Verdict en faveur des primates
L'initiative bâloise pour les droits des primates est recevable
Les citoyens de Bâle-Ville pourront se prononcer sur l'inscription des droits fondamentaux des primates dans la Constitution cantonale. Le Tribunal fédéral a déclaré le texte recevable lors d'une séance publique mercredi à Lausanne.
Mon Repos a rejeté par quatre voix contre une le recours de six personnes contre un arrêt de la Cour constitutionnelle bâloise du 15 janvier 2019. Celle-ci, au contraire du Conseil d'Etat et du Grand Conseil bâlois, avait jugé que l'initiative lancée par l'organisation "Sentience Politics" était recevable et qu'un canton était autorisé à "introduire une protection animale plus stricte au niveau de ses propres organes".
L'initiative populaire demande l'ajout, dans le texte fondamental cantonal, d'un article en faveur du droit à la vie et à l'intégrité corporelle et mentale des primates non humains. Pour les initiants, les lois actuelles sur les animaux ne prennent pratiquement pas en compte les intérêts des primates non humains à ne pas souffrir et à ne pas être tués.
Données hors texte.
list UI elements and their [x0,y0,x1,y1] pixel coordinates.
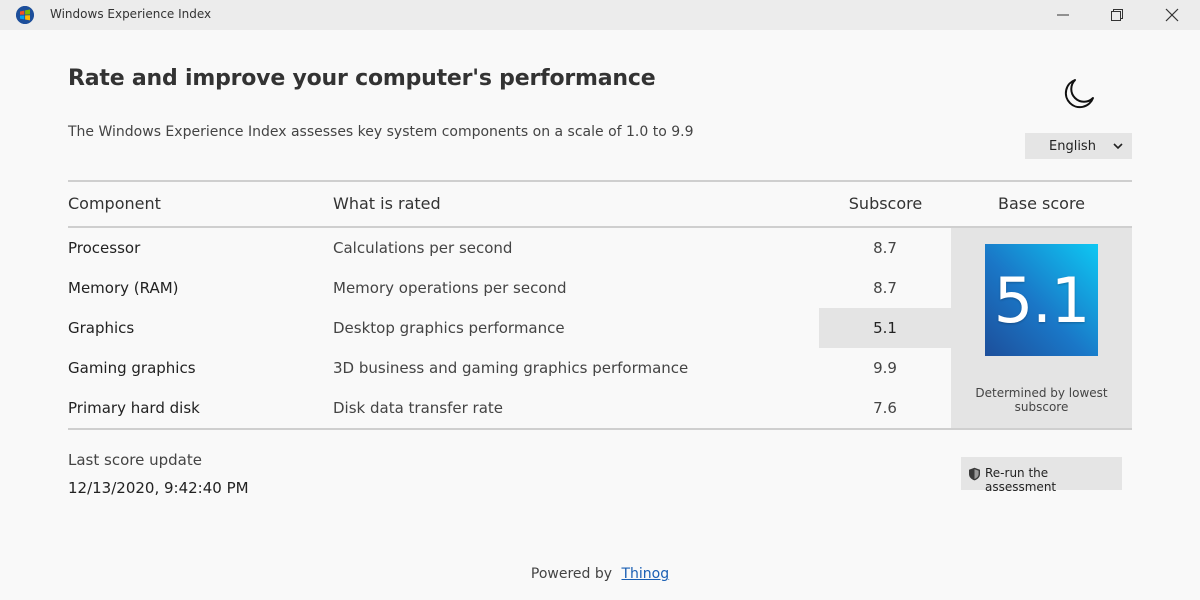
moon-icon [1064,79,1094,109]
table-row: Graphics Desktop graphics performance 5.… [68,308,951,348]
component-name: Memory (RAM) [68,279,179,297]
subscore-value-lowest: 5.1 [819,308,951,348]
component-description: Disk data transfer rate [333,399,504,417]
table-row: Gaming graphics 3D business and gaming g… [68,348,951,388]
restore-icon [1111,9,1123,21]
component-description: Desktop graphics performance [333,319,565,337]
base-score-tile: 5.1 [985,244,1098,356]
component-description: 3D business and gaming graphics performa… [333,359,689,377]
theme-toggle-button[interactable] [1060,76,1096,112]
table-top-divider [68,180,1132,182]
language-selected-value: English [1049,138,1096,154]
component-name: Graphics [68,319,135,337]
minimize-icon [1057,14,1069,16]
subscore-value: 9.9 [873,359,897,377]
page-subtitle: The Windows Experience Index assesses ke… [68,124,694,140]
column-header-base-score: Base score [997,194,1086,213]
chevron-down-icon [1113,143,1123,150]
column-header-subscore: Subscore [848,194,923,213]
title-bar: Windows Experience Index [0,0,1200,30]
component-description: Calculations per second [333,239,513,257]
footer-prefix: Powered by [530,566,613,582]
rerun-assessment-label: Re-run the assessment [985,466,1057,494]
language-select[interactable]: English [1025,133,1132,159]
column-header-component: Component [68,194,161,213]
windows-logo-icon [16,6,34,24]
component-name: Processor [68,239,141,257]
column-header-what-is-rated: What is rated [333,194,441,213]
window-title: Windows Experience Index [50,7,212,21]
footer: Powered by Thinog [0,566,1200,582]
subscore-value: 7.6 [873,399,897,417]
last-update-value: 12/13/2020, 9:42:40 PM [68,479,249,497]
restore-button[interactable] [1089,0,1145,30]
component-name: Gaming graphics [68,359,196,377]
page-title: Rate and improve your computer's perform… [68,66,656,91]
thinog-link[interactable]: Thinog [621,566,669,582]
base-score-caption: Determined by lowest subscore [975,386,1108,414]
subscore-value: 8.7 [873,279,897,297]
rerun-assessment-button[interactable]: Re-run the assessment [961,457,1122,494]
component-name: Primary hard disk [68,399,200,417]
table-row: Processor Calculations per second 8.7 [68,228,951,268]
shield-icon [969,467,980,481]
close-icon [1165,8,1179,22]
base-score-panel: 5.1 Determined by lowest subscore [951,228,1132,428]
subscore-value: 8.7 [873,239,897,257]
minimize-button[interactable] [1035,0,1091,30]
last-update-label: Last score update [68,451,202,469]
base-score-value: 5.1 [993,263,1091,337]
table-bottom-divider [68,428,1132,430]
close-button[interactable] [1144,0,1200,30]
table-row: Memory (RAM) Memory operations per secon… [68,268,951,308]
table-row: Primary hard disk Disk data transfer rat… [68,388,951,428]
component-description: Memory operations per second [333,279,567,297]
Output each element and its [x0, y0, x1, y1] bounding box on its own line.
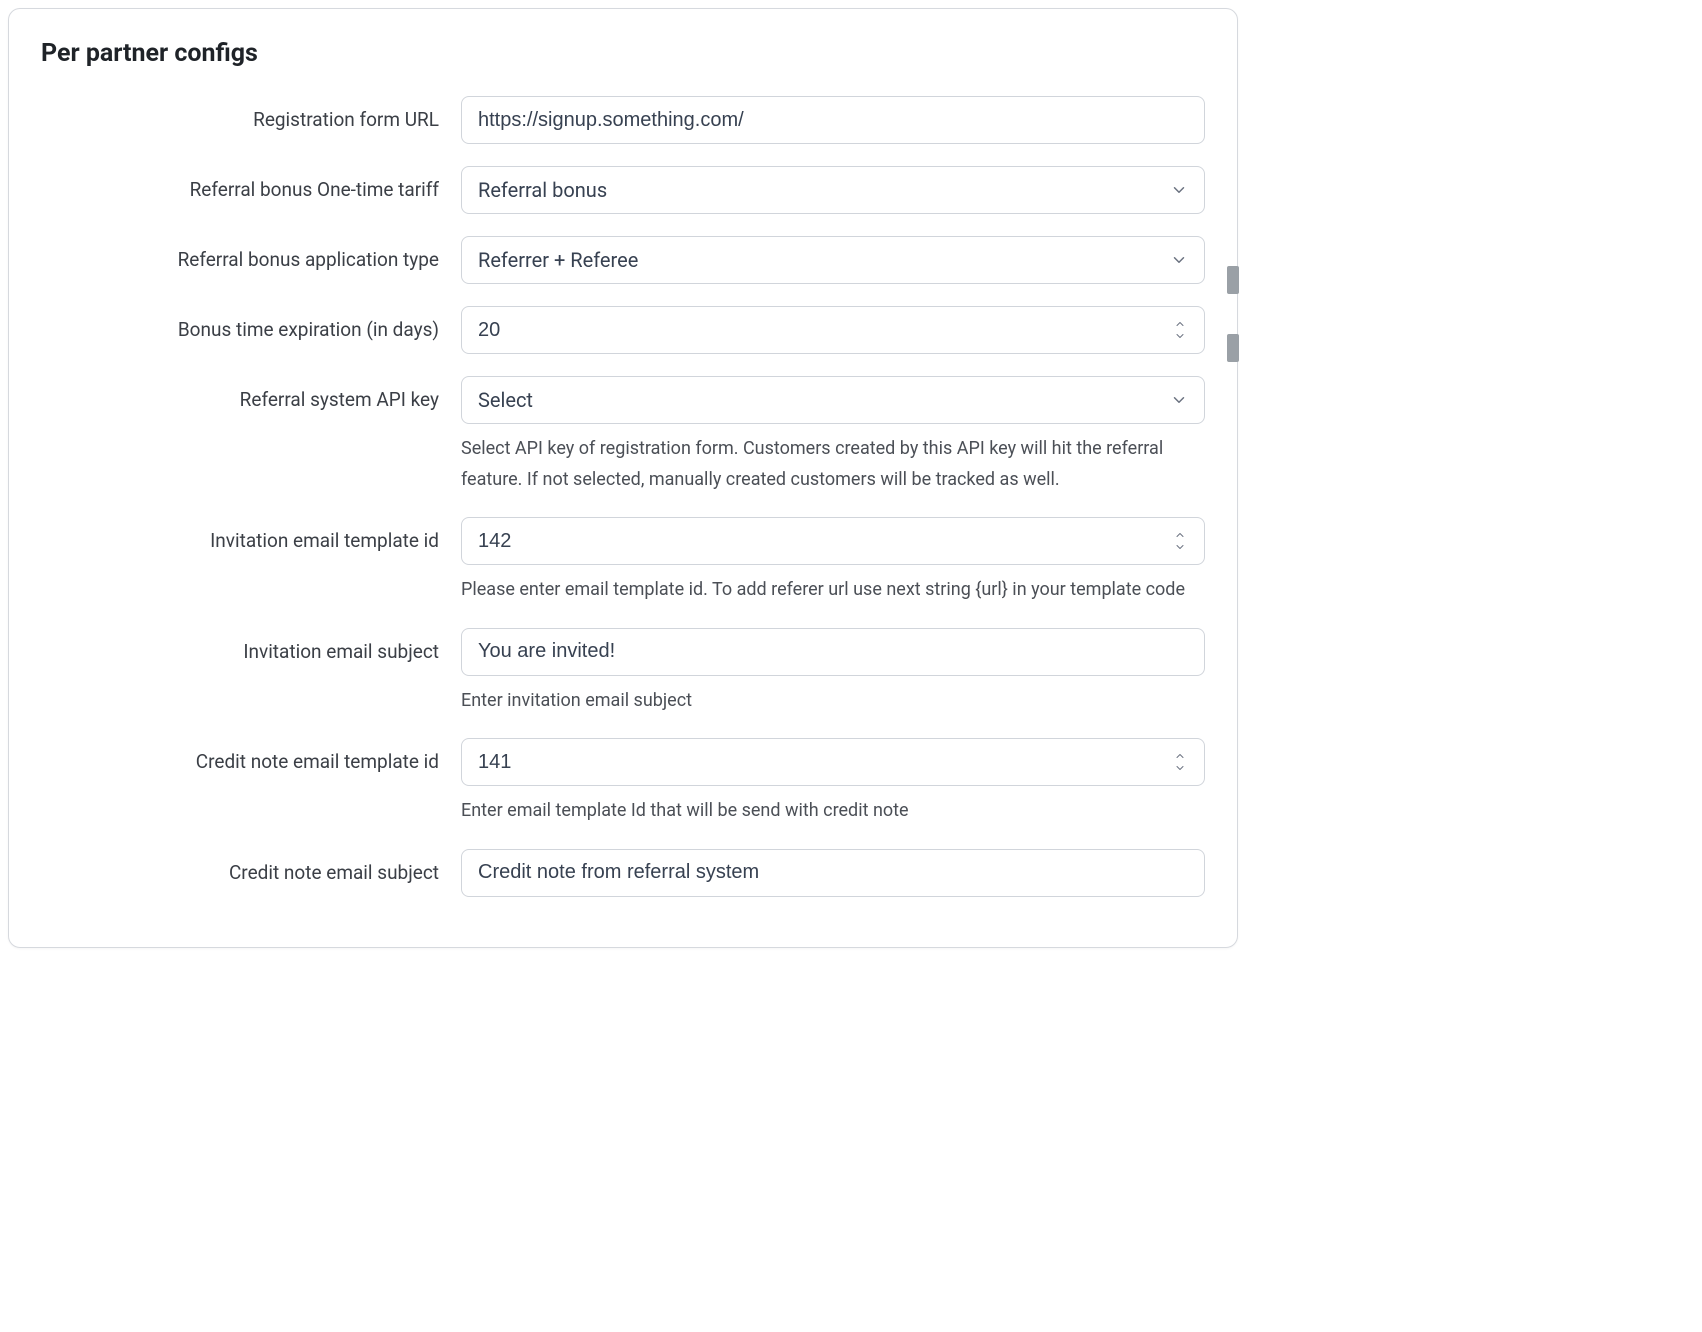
label-bonus-tariff: Referral bonus One-time tariff [41, 166, 461, 201]
section-title: Per partner configs [41, 39, 1205, 68]
api-key-help: Select API key of registration form. Cus… [461, 434, 1205, 495]
invitation-subject-input[interactable] [461, 628, 1205, 676]
stepper-down-icon[interactable] [1172, 330, 1188, 342]
stepper-up-icon[interactable] [1172, 318, 1188, 330]
bonus-tariff-select[interactable]: Referral bonus [461, 166, 1205, 214]
bonus-application-type-value: Referrer + Referee [478, 248, 638, 272]
stepper-down-icon[interactable] [1172, 762, 1188, 774]
row-invitation-subject: Invitation email subject Enter invitatio… [41, 628, 1205, 717]
invitation-subject-help: Enter invitation email subject [461, 686, 1205, 717]
api-key-select[interactable]: Select [461, 376, 1205, 424]
row-invitation-template-id: Invitation email template id Please ente… [41, 517, 1205, 606]
chevron-down-icon [1170, 181, 1188, 199]
label-registration-url: Registration form URL [41, 96, 461, 131]
chevron-down-icon [1170, 391, 1188, 409]
row-api-key: Referral system API key Select Select AP… [41, 376, 1205, 495]
credit-note-template-id-input[interactable] [461, 738, 1205, 786]
label-invitation-template-id: Invitation email template id [41, 517, 461, 552]
label-bonus-application-type: Referral bonus application type [41, 236, 461, 271]
bonus-tariff-value: Referral bonus [478, 178, 607, 202]
api-key-value: Select [478, 388, 533, 412]
stepper-up-icon[interactable] [1172, 750, 1188, 762]
label-api-key: Referral system API key [41, 376, 461, 411]
invitation-template-id-help: Please enter email template id. To add r… [461, 575, 1205, 606]
row-credit-note-template-id: Credit note email template id Enter emai… [41, 738, 1205, 827]
row-registration-url: Registration form URL [41, 96, 1205, 144]
scrollbar-nub[interactable] [1227, 334, 1239, 362]
label-bonus-expiration: Bonus time expiration (in days) [41, 306, 461, 341]
row-credit-note-subject: Credit note email subject [41, 849, 1205, 897]
label-invitation-subject: Invitation email subject [41, 628, 461, 663]
stepper-down-icon[interactable] [1172, 541, 1188, 553]
per-partner-configs-card: Per partner configs Registration form UR… [8, 8, 1238, 948]
row-bonus-tariff: Referral bonus One-time tariff Referral … [41, 166, 1205, 214]
credit-note-subject-input[interactable] [461, 849, 1205, 897]
bonus-expiration-input[interactable] [461, 306, 1205, 354]
label-credit-note-subject: Credit note email subject [41, 849, 461, 884]
chevron-down-icon [1170, 251, 1188, 269]
invitation-template-id-input[interactable] [461, 517, 1205, 565]
row-bonus-application-type: Referral bonus application type Referrer… [41, 236, 1205, 284]
bonus-application-type-select[interactable]: Referrer + Referee [461, 236, 1205, 284]
credit-note-template-id-help: Enter email template Id that will be sen… [461, 796, 1205, 827]
scrollbar-nub[interactable] [1227, 266, 1239, 294]
label-credit-note-template-id: Credit note email template id [41, 738, 461, 773]
registration-url-input[interactable] [461, 96, 1205, 144]
row-bonus-expiration: Bonus time expiration (in days) [41, 306, 1205, 354]
stepper-up-icon[interactable] [1172, 529, 1188, 541]
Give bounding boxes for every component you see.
Les recourants ont indiqué que l'initiative viole le droit fédéral parce que la protection des animaux est une affaire fédérale. En outre, selon eux, les signataires de l'initiative ont été trompés parce qu'ils n'avaient pas été informés de l'applicabilité limitée du texte aux organes cantonaux et communaux. Ainsi, pour les recourants, l'initiative n'a pratiquement aucun champ d'application puisque ni les cantons ni les communes ne détiennent de primates.
Sur ce point, les juges fédéraux ont partiellement donné raison aux recourants. Ils ont estimé que l'explication sur la feuille de signatures donnait l'impression que la protection des primates vivant dans le canton serait directement améliorée si l'initiative était adoptée.
L'initiative ne peut pas tenir ces promesses, a reconnu Mon Repos, mais l'argument peut simplement être transmis par les autorités à l'approche du vote. Et pour cette seule raison, a-t-il dit, une initiative ne doit pas être déclarée nulle.
Une minorité de juges fédéraux a souligné que les primates ne sont que des objets de droit et non des sujets de droit et donc qu'ils n'ont pas de capacité juridique. Par conséquent, aucun droit fondamental ne peut leur être accordé.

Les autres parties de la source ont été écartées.